Erdal Poyrazoğlu en sevdiğim kişilerden biridir. Onlar o zaman bir yönetim kurulu oluşturmuşlardı basketbol için. Çok sevdiğimiz ağabeylerimiz vardı ve beni de yönetim kuruluna aldılar. Tabii o dönem şu anki gibi kulüpler profesyonelce para verilemiyordu. O yönetim kurulunun da görevi kulübe para toplamak ve yardım etmekti. O dönemlerde de oyuncular maaşlarını zor alıyordu. Bizim ilk zamanlarımızda öyleydi. Sümerbank ile maç yapıyorduk yanlış hatırlamıyorsam ve Perryman da çok kötü koçluk yapıyordu o sırada. Kemal Dinçer de kaptandı. Ben de o maçta, bir molada adama da tercüme ettirmeden bir şeyler söylemiştim oyunculara ve kazanmıştık maçı. Benim kendi oyuncum vardı, Ali Limoncuoğlu… O maçtan sonra benim görevim bitti. Çünkü benim iş için Cezayir’e gitmem gerekiyordu. İş seyahatimi tamamladıktan sonra bir döndüm, Amerikalıyı kovmuşlar. Engin ağabey vardı başta ve “Gel, illa takımın başına sen geç, hem kulübe de üye yapacağız seni” dediler. Çünkü o dönem kulübe üye olmak çok zordu. Hoş, üye de yapmadılar ama neyse… Sonra Erdal ağabey dedi ki “Takımın başına ben geçeyim, sen de yardımcım ol” , ben de “Peki” dedim. Daha sonra bir anda Erdal ağabey vazgeçti ve bana dedi “Sen geç ve sen kimi istiyorsan yanına al, bütün yetki sende”. Ben de Erdim Öztokat’ı aldım yanıma ve 50-60 günlük bir serüven başladı. Tam o sıralarda da Beşiktaş ile maçımız var ama takımda çok eksik var. Efe Aydan sakattı, gencecik bir takımla, Ali Sile’lerin olduğu jenerasyonla eledik Beşiktaş’ı. Enteresan bir dönemdir, öyle şeyler yaptık.

Kaynak: twitter.com/EsrErms
  • 1980’li yıllarda, müessese takımları karşısında yatırımını arttırarak rekabete giren Fenerbahçe, normal sezonları lider tamamlasa da aynı başarıyı play-off’larda gösteremiyordu.
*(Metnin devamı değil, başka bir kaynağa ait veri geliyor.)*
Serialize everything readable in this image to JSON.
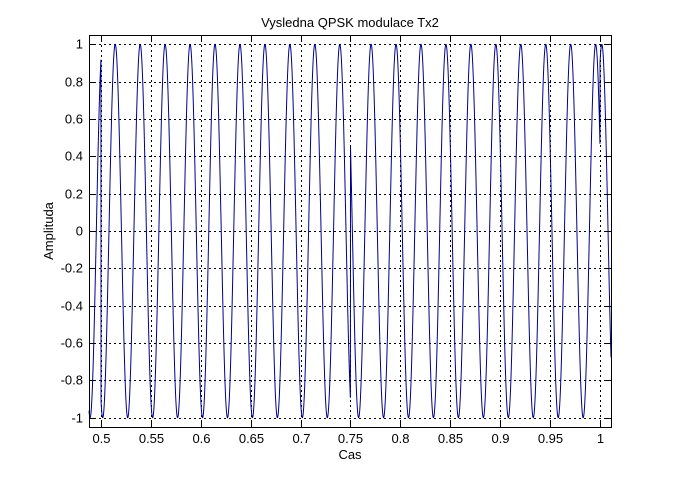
{
  "chart_data": {
    "type": "line",
    "title": "Vysledna QPSK modulace Tx2",
    "xlabel": "Cas",
    "ylabel": "Amplituda",
    "xlim": [
      0.488,
      1.011
    ],
    "ylim": [
      -1.05,
      1.05
    ],
    "grid": true,
    "xticks": [
      0.5,
      0.55,
      0.6,
      0.65,
      0.7,
      0.75,
      0.8,
      0.85,
      0.9,
      0.95,
      1
    ],
    "xtick_labels": [
      "0.5",
      "0.55",
      "0.6",
      "0.65",
      "0.7",
      "0.75",
      "0.8",
      "0.85",
      "0.9",
      "0.95",
      "1"
    ],
    "yticks": [
      -1,
      -0.8,
      -0.6,
      -0.4,
      -0.2,
      0,
      0.2,
      0.4,
      0.6,
      0.8,
      1
    ],
    "ytick_labels": [
      "-1",
      "-0.8",
      "-0.6",
      "-0.4",
      "-0.2",
      "0",
      "0.2",
      "0.4",
      "0.6",
      "0.8",
      "1"
    ],
    "series": [
      {
        "color": "#00008b",
        "signal": "cos(2*pi*40*t + phase)",
        "frequency_hz": 40,
        "segments": [
          {
            "t_start": 0.488,
            "t_end": 0.5,
            "phase_rad": -0.4
          },
          {
            "t_start": 0.5,
            "t_end": 0.75,
            "phase_rad": 2.7
          },
          {
            "t_start": 0.75,
            "t_end": 1.0,
            "phase_rad": 1.1
          },
          {
            "t_start": 1.0,
            "t_end": 1.011,
            "phase_rad": -0.45
          }
        ]
      }
    ]
  }
}
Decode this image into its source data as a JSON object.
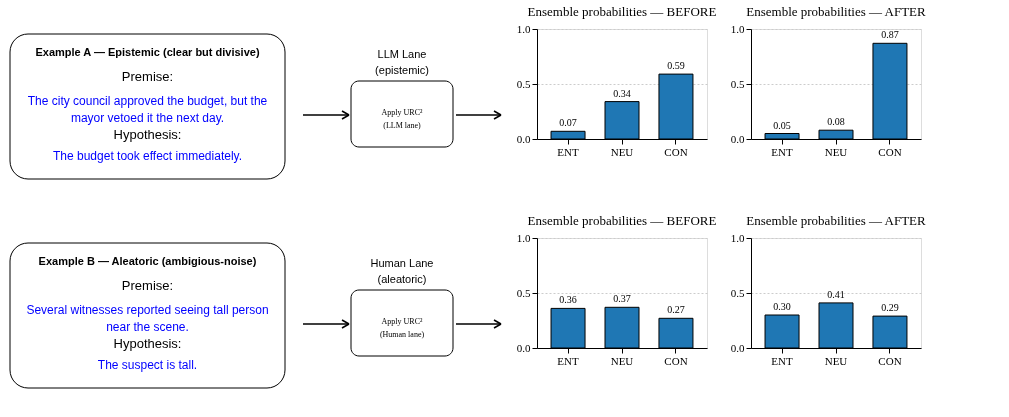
{
  "chart_data": [
    {
      "type": "other",
      "title": "Example A — Epistemic (clear but divisive)",
      "annotations": [
        "Premise:",
        "The city council approved the budget, but the\nmayor vetoed it the next day.",
        "Hypothesis:",
        "The budget took effect immediately."
      ]
    },
    {
      "type": "other",
      "title": "LLM Lane\n(epistemic)",
      "annotations": [
        "Apply URC²\n(LLM lane)"
      ]
    },
    {
      "type": "bar",
      "title": "Ensemble probabilities — BEFORE",
      "categories": [
        "ENT",
        "NEU",
        "CON"
      ],
      "values": [
        0.07,
        0.34,
        0.59
      ],
      "color": "#1f77b4",
      "ylim": [
        0,
        1
      ],
      "yticks": [
        {
          "value": 0,
          "label": "0.0"
        },
        {
          "value": 0.5,
          "label": "0.5"
        },
        {
          "value": 1,
          "label": "1.0"
        }
      ],
      "grid": "y",
      "data_labels": true
    },
    {
      "type": "bar",
      "title": "Ensemble probabilities — AFTER",
      "categories": [
        "ENT",
        "NEU",
        "CON"
      ],
      "values": [
        0.05,
        0.08,
        0.87
      ],
      "color": "#1f77b4",
      "ylim": [
        0,
        1
      ],
      "yticks": [
        {
          "value": 0,
          "label": "0.0"
        },
        {
          "value": 0.5,
          "label": "0.5"
        },
        {
          "value": 1,
          "label": "1.0"
        }
      ],
      "grid": "y",
      "data_labels": true
    },
    {
      "type": "other",
      "title": "Example B — Aleatoric (ambigious-noise)",
      "annotations": [
        "Premise:",
        "Several witnesses reported seeing tall person\nnear the scene.",
        "Hypothesis:",
        "The suspect is tall."
      ]
    },
    {
      "type": "other",
      "title": "Human Lane\n(aleatoric)",
      "annotations": [
        "Apply URC²\n(Human lane)"
      ]
    },
    {
      "type": "bar",
      "title": "Ensemble probabilities — BEFORE",
      "categories": [
        "ENT",
        "NEU",
        "CON"
      ],
      "values": [
        0.36,
        0.37,
        0.27
      ],
      "color": "#1f77b4",
      "ylim": [
        0,
        1
      ],
      "yticks": [
        {
          "value": 0,
          "label": "0.0"
        },
        {
          "value": 0.5,
          "label": "0.5"
        },
        {
          "value": 1,
          "label": "1.0"
        }
      ],
      "grid": "y",
      "data_labels": true
    },
    {
      "type": "bar",
      "title": "Ensemble probabilities — AFTER",
      "categories": [
        "ENT",
        "NEU",
        "CON"
      ],
      "values": [
        0.3,
        0.41,
        0.29
      ],
      "value_labels": [
        "0.30",
        "0.41",
        "0.29"
      ],
      "color": "#1f77b4",
      "ylim": [
        0,
        1
      ],
      "yticks": [
        {
          "value": 0,
          "label": "0.0"
        },
        {
          "value": 0.5,
          "label": "0.5"
        },
        {
          "value": 1,
          "label": "1.0"
        }
      ],
      "grid": "y"
    }
  ]
}
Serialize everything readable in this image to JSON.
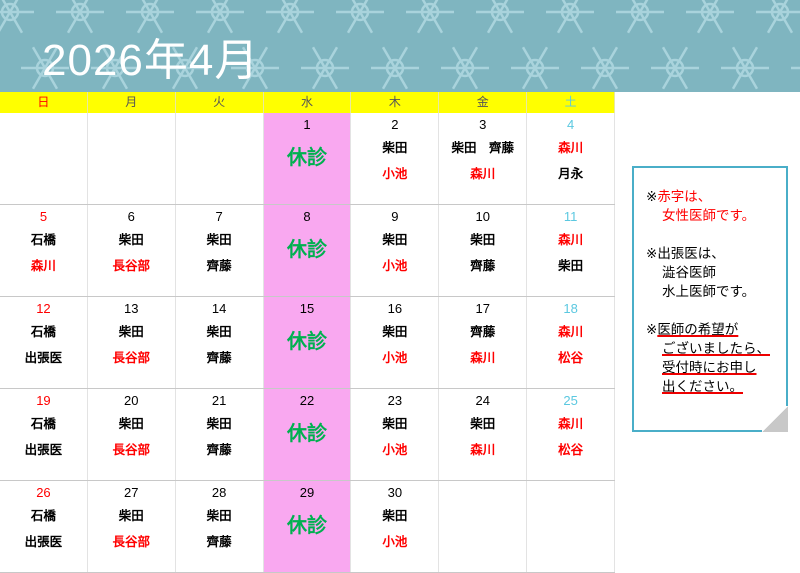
{
  "title": "2026年4月",
  "colors": {
    "banner": "#7fb5c0",
    "header": "#ffff00",
    "closed_bg": "#f9a8f0",
    "closed_text": "#00b050",
    "female": "#ff0000",
    "sunday": "#ff0000",
    "saturday": "#5bc8e0"
  },
  "weekdays": [
    "日",
    "月",
    "火",
    "水",
    "木",
    "金",
    "土"
  ],
  "closed_label": "休診",
  "weeks": [
    [
      {
        "date": "",
        "lines": []
      },
      {
        "date": "",
        "lines": []
      },
      {
        "date": "",
        "lines": []
      },
      {
        "date": "1",
        "closed": true,
        "lines": []
      },
      {
        "date": "2",
        "lines": [
          {
            "t": "柴田",
            "c": "k"
          },
          {
            "t": "小池",
            "c": "r"
          }
        ]
      },
      {
        "date": "3",
        "lines": [
          {
            "t": "柴田　齊藤",
            "c": "k"
          },
          {
            "t": "森川",
            "c": "r"
          }
        ]
      },
      {
        "date": "4",
        "lines": [
          {
            "t": "森川",
            "c": "r"
          },
          {
            "t": "月永",
            "c": "k"
          }
        ]
      }
    ],
    [
      {
        "date": "5",
        "lines": [
          {
            "t": "石橋",
            "c": "k"
          },
          {
            "t": "森川",
            "c": "r"
          }
        ]
      },
      {
        "date": "6",
        "lines": [
          {
            "t": "柴田",
            "c": "k"
          },
          {
            "t": "長谷部",
            "c": "r"
          }
        ]
      },
      {
        "date": "7",
        "lines": [
          {
            "t": "柴田",
            "c": "k"
          },
          {
            "t": "齊藤",
            "c": "k"
          }
        ]
      },
      {
        "date": "8",
        "closed": true,
        "lines": []
      },
      {
        "date": "9",
        "lines": [
          {
            "t": "柴田",
            "c": "k"
          },
          {
            "t": "小池",
            "c": "r"
          }
        ]
      },
      {
        "date": "10",
        "lines": [
          {
            "t": "柴田",
            "c": "k"
          },
          {
            "t": "齊藤",
            "c": "k"
          }
        ]
      },
      {
        "date": "11",
        "lines": [
          {
            "t": "森川",
            "c": "r"
          },
          {
            "t": "柴田",
            "c": "k"
          }
        ]
      }
    ],
    [
      {
        "date": "12",
        "lines": [
          {
            "t": "石橋",
            "c": "k"
          },
          {
            "t": "出張医",
            "c": "k"
          }
        ]
      },
      {
        "date": "13",
        "lines": [
          {
            "t": "柴田",
            "c": "k"
          },
          {
            "t": "長谷部",
            "c": "r"
          }
        ]
      },
      {
        "date": "14",
        "lines": [
          {
            "t": "柴田",
            "c": "k"
          },
          {
            "t": "齊藤",
            "c": "k"
          }
        ]
      },
      {
        "date": "15",
        "closed": true,
        "lines": []
      },
      {
        "date": "16",
        "lines": [
          {
            "t": "柴田",
            "c": "k"
          },
          {
            "t": "小池",
            "c": "r"
          }
        ]
      },
      {
        "date": "17",
        "lines": [
          {
            "t": "齊藤",
            "c": "k"
          },
          {
            "t": "森川",
            "c": "r"
          }
        ]
      },
      {
        "date": "18",
        "lines": [
          {
            "t": "森川",
            "c": "r"
          },
          {
            "t": "松谷",
            "c": "r"
          }
        ]
      }
    ],
    [
      {
        "date": "19",
        "lines": [
          {
            "t": "石橋",
            "c": "k"
          },
          {
            "t": "出張医",
            "c": "k"
          }
        ]
      },
      {
        "date": "20",
        "lines": [
          {
            "t": "柴田",
            "c": "k"
          },
          {
            "t": "長谷部",
            "c": "r"
          }
        ]
      },
      {
        "date": "21",
        "lines": [
          {
            "t": "柴田",
            "c": "k"
          },
          {
            "t": "齊藤",
            "c": "k"
          }
        ]
      },
      {
        "date": "22",
        "closed": true,
        "lines": []
      },
      {
        "date": "23",
        "lines": [
          {
            "t": "柴田",
            "c": "k"
          },
          {
            "t": "小池",
            "c": "r"
          }
        ]
      },
      {
        "date": "24",
        "lines": [
          {
            "t": "柴田",
            "c": "k"
          },
          {
            "t": "森川",
            "c": "r"
          }
        ]
      },
      {
        "date": "25",
        "lines": [
          {
            "t": "森川",
            "c": "r"
          },
          {
            "t": "松谷",
            "c": "r"
          }
        ]
      }
    ],
    [
      {
        "date": "26",
        "lines": [
          {
            "t": "石橋",
            "c": "k"
          },
          {
            "t": "出張医",
            "c": "k"
          }
        ]
      },
      {
        "date": "27",
        "lines": [
          {
            "t": "柴田",
            "c": "k"
          },
          {
            "t": "長谷部",
            "c": "r"
          }
        ]
      },
      {
        "date": "28",
        "lines": [
          {
            "t": "柴田",
            "c": "k"
          },
          {
            "t": "齊藤",
            "c": "k"
          }
        ]
      },
      {
        "date": "29",
        "closed": true,
        "lines": []
      },
      {
        "date": "30",
        "lines": [
          {
            "t": "柴田",
            "c": "k"
          },
          {
            "t": "小池",
            "c": "r"
          }
        ]
      },
      {
        "date": "",
        "lines": []
      },
      {
        "date": "",
        "lines": []
      }
    ]
  ],
  "note": {
    "mark": "※",
    "red1": "赤字は、",
    "red2": "女性医師です。",
    "b1": "出張医は、",
    "b2": "澁谷医師",
    "b3": "水上医師です。",
    "u1": "医師の希望が",
    "u2": "ございましたら、",
    "u3": "受付時にお申し",
    "u4": "出ください。"
  }
}
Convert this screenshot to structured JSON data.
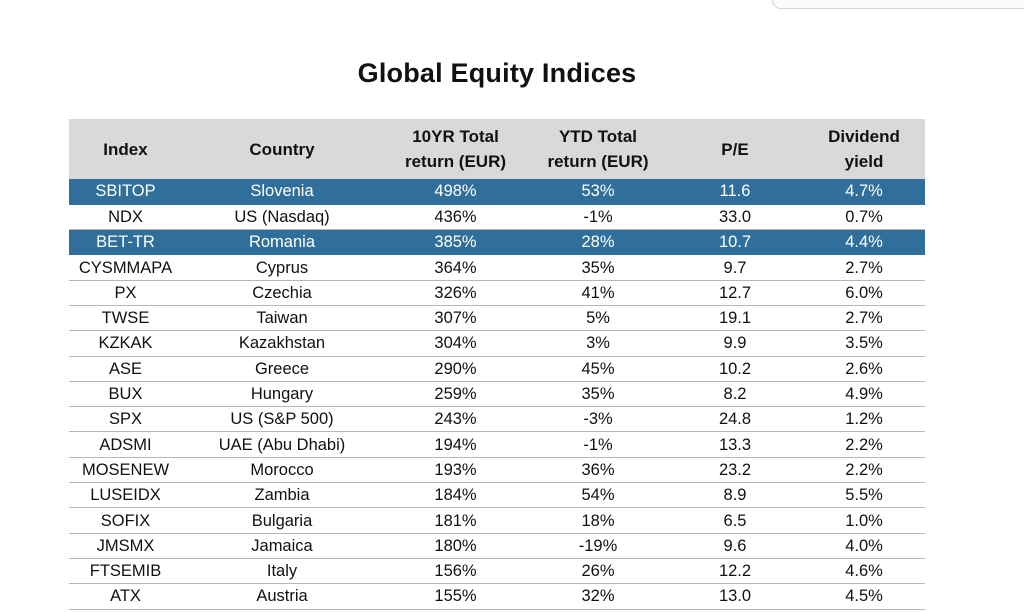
{
  "title": "Global Equity Indices",
  "columns": [
    "Index",
    "Country",
    "10YR Total\nreturn (EUR)",
    "YTD Total\nreturn (EUR)",
    "P/E",
    "Dividend\nyield"
  ],
  "rows": [
    {
      "index": "SBITOP",
      "country": "Slovenia",
      "ret10": "498%",
      "ytd": "53%",
      "pe": "11.6",
      "div": "4.7%",
      "highlight": true
    },
    {
      "index": "NDX",
      "country": "US (Nasdaq)",
      "ret10": "436%",
      "ytd": "-1%",
      "pe": "33.0",
      "div": "0.7%",
      "highlight": false
    },
    {
      "index": "BET-TR",
      "country": "Romania",
      "ret10": "385%",
      "ytd": "28%",
      "pe": "10.7",
      "div": "4.4%",
      "highlight": true
    },
    {
      "index": "CYSMMAPA",
      "country": "Cyprus",
      "ret10": "364%",
      "ytd": "35%",
      "pe": "9.7",
      "div": "2.7%",
      "highlight": false
    },
    {
      "index": "PX",
      "country": "Czechia",
      "ret10": "326%",
      "ytd": "41%",
      "pe": "12.7",
      "div": "6.0%",
      "highlight": false
    },
    {
      "index": "TWSE",
      "country": "Taiwan",
      "ret10": "307%",
      "ytd": "5%",
      "pe": "19.1",
      "div": "2.7%",
      "highlight": false
    },
    {
      "index": "KZKAK",
      "country": "Kazakhstan",
      "ret10": "304%",
      "ytd": "3%",
      "pe": "9.9",
      "div": "3.5%",
      "highlight": false
    },
    {
      "index": "ASE",
      "country": "Greece",
      "ret10": "290%",
      "ytd": "45%",
      "pe": "10.2",
      "div": "2.6%",
      "highlight": false
    },
    {
      "index": "BUX",
      "country": "Hungary",
      "ret10": "259%",
      "ytd": "35%",
      "pe": "8.2",
      "div": "4.9%",
      "highlight": false
    },
    {
      "index": "SPX",
      "country": "US (S&P 500)",
      "ret10": "243%",
      "ytd": "-3%",
      "pe": "24.8",
      "div": "1.2%",
      "highlight": false
    },
    {
      "index": "ADSMI",
      "country": "UAE (Abu Dhabi)",
      "ret10": "194%",
      "ytd": "-1%",
      "pe": "13.3",
      "div": "2.2%",
      "highlight": false
    },
    {
      "index": "MOSENEW",
      "country": "Morocco",
      "ret10": "193%",
      "ytd": "36%",
      "pe": "23.2",
      "div": "2.2%",
      "highlight": false
    },
    {
      "index": "LUSEIDX",
      "country": "Zambia",
      "ret10": "184%",
      "ytd": "54%",
      "pe": "8.9",
      "div": "5.5%",
      "highlight": false
    },
    {
      "index": "SOFIX",
      "country": "Bulgaria",
      "ret10": "181%",
      "ytd": "18%",
      "pe": "6.5",
      "div": "1.0%",
      "highlight": false
    },
    {
      "index": "JMSMX",
      "country": "Jamaica",
      "ret10": "180%",
      "ytd": "-19%",
      "pe": "9.6",
      "div": "4.0%",
      "highlight": false
    },
    {
      "index": "FTSEMIB",
      "country": "Italy",
      "ret10": "156%",
      "ytd": "26%",
      "pe": "12.2",
      "div": "4.6%",
      "highlight": false
    },
    {
      "index": "ATX",
      "country": "Austria",
      "ret10": "155%",
      "ytd": "32%",
      "pe": "13.0",
      "div": "4.5%",
      "highlight": false
    }
  ],
  "colors": {
    "header_bg": "#d9d9d9",
    "highlight_bg": "#2f6f99",
    "highlight_text": "#ffffff",
    "row_border": "#b7b7b7"
  }
}
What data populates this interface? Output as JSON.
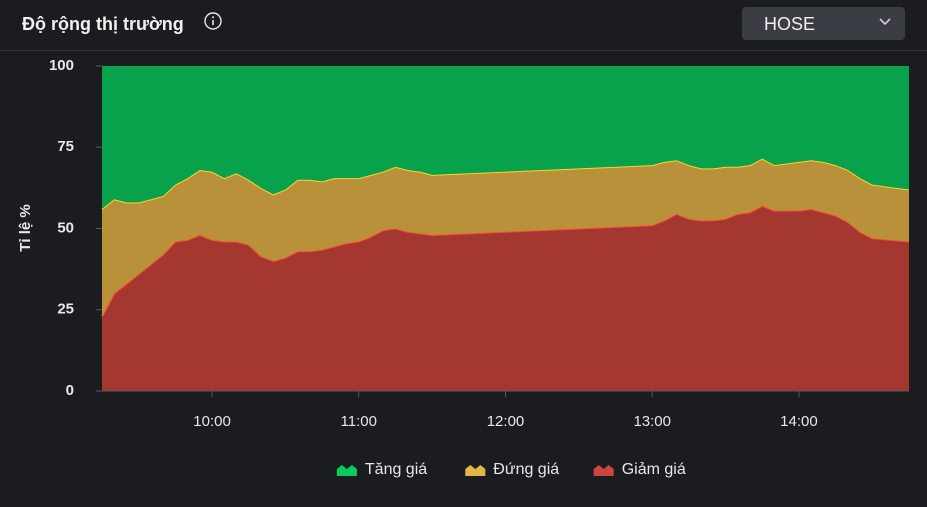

O dönemki amatör koşullara ve bugün de VakıfBank ve Anadolu Efes üzerinden gündemde yer bulan “Fenerbahçe ve müessese takımları rekabeti”ne dair neler söylersiniz?

Orada haksız bir rekabet vardı. Fenerbahçe’nin herhangi bir geliri yok, basketbolun herhangi bir geliri yok ama müessese kulüpleri kendi şirketlerinden reklamlar alıp, vergilerden düşerek takım kuruyorlardı. O dönem yalnızca Fenerbahçe’nin değil, Beşiktaş ve Galatasaray’ın da bütçeleri çok kısıtlıydı. Fark bire iki değildi, arada bir bile yoktu. Bir de o dönem bir yabancı oyuncu oynatabiliyordunuz. Ona para vermek de kolay değildi. Onun dışında bir Efe’yi, bir Mehmet’i, bir rahmetli Doğan’ı (Doğan Hakyemez), o tür oyuncuları almak çok zordu, bir tane apartman dairesi almakla eşdeğerdi. Zaten Fenerbahçe’nin bütçesi de o apartman dairesi fiyatının yarısı kadardı. O günkü paralarla 400 bin, 500 bin… Zaten Fenerbahçe’nin bütçesi 50 bindi. Dolayısıyla zaman içinde, federasyonların da katkılarıyla Fenerbahçe ve Galatasaray gibi kulüpler rekabeti arttırınca basketbol biraz uçtu.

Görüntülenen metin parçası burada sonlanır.